A Giant Step Forward
With the discovery of a novel cell process called anastasis, UC Santa Barbara biologist Denise Montell has taken a giant step forward in developing fundamentally new approaches to regenerative medicine.
Her research, which holds promise in establishing revolutionary therapies for the treatment of heart disease, degenerative diseases and cancer, has received a huge boost in the form of a $1 million grant from the W. M. Keck Foundation.
“The scope of the project is huge because this is a brand-new cellular process about which we know nothing,” said Montell, the Duggan Professor of Molecular, Cellular and Developmental Biology at UCSB. “We have to learn everything. It’s basically starting a whole new field.”
Anastasis is the process by which dying cells recuperate after trauma, thus overturning the dogma that cell death is irreversible. According to Montell, the mechanism likely evolved as a means of salvaging cells and limiting permanent tissue damage in response to transient injuries and stresses such as ischemia (deficient blood supply), radiation or toxins.
A postdoctoral fellow in her lab discovered the process when observing apoptosis (Greek for falling to death), a form of programmed cell suicide that is an integral part of almost every disease. When the research team induced mammalian cells to undergo apoptosis by exposing them to a toxin or chemotherapy drug, they underwent the classic morphological and biochemical changes: cells shrunk, nuclei condensed and plasma membranes blistered.
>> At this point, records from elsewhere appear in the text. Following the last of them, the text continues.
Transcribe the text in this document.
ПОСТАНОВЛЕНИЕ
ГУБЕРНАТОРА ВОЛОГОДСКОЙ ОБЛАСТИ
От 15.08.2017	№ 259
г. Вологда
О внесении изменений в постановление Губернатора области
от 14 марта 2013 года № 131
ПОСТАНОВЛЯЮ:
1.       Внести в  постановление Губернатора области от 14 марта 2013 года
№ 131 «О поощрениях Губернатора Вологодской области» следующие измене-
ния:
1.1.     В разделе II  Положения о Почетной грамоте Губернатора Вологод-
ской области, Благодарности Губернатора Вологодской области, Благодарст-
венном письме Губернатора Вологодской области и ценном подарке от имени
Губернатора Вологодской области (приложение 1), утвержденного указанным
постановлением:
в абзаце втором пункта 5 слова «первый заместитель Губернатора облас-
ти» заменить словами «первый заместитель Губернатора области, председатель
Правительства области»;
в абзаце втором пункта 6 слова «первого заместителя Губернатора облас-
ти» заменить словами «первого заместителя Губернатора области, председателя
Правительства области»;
The surprise was that when the inducing agent was washed away, the vast majority of cells recovered fully, repaired their damaged DNA, survived and proliferated, although some cells retained mutations. However, the investigators think that a negative side effect of this otherwise beneficial process may be that tumor cells hijack the process to escape chemotherapy, suggesting that anastasis could be a key process involved in cancer relapse. This entirely unexpected finding is true of at least 12 different cell types the lab examined in several different animal models as well as in human cell lines.
Montell posits that enhancing anastasis could slow the progression of degenerative diseases and promote tissue repair and regeneration; suppressing anastasis could enhance the effectiveness of standard radiation and chemotherapeutic approaches to cancer treatment. The Keck Foundation grant enables Montell’s team to explore whether this is true. The researchers will study the molecular mechanisms controlling anastasis and identify small molecules that can enhance or inhibit the process.
“The ultimate goal of our research is to harness the discovery of anastasis to develop new therapies for major diseases afflicting the human population,” said Montell. “As groundbreaking as the initial discovery of anastasis was, elucidating the molecular mechanisms and identifying molecules that can enhance or inhibit anastasis will be the truly transformative work.”
The Keck Foundation grant will, among other things, allow Montell to acquire a key piece of equipment: a dedicated custom microscope with environmental controls and an extremely sensitive camera. “This will enable us to protect the cells by using the lowest possible light levels,” she said.
“Denise Montell’s research group has made the sort of fundamental discovery that opens up unexplored scientific territory,” said Michael Witherell, UCSB’s vice chancellor for research. “We are pleased that the Keck Foundation recognized this as an opportunity and moved quickly to support this groundbreaking research.”
Based in Los Angeles, the W.M. Keck Foundation was established in 1954 by the late W. M. Keck, founder of the Superior Oil Company. The foundation’s grant making is focused primarily on pioneering efforts in the areas of medical, science and engineering research. The foundation also maintains an undergraduate education program that promotes distinctive learning and research experiences for students in the sciences and in the liberal arts, and a Southern California Grant Program that provides support for the Los Angeles community, with a special emphasis on children and youth from low-income families, special needs populations and safety-net services.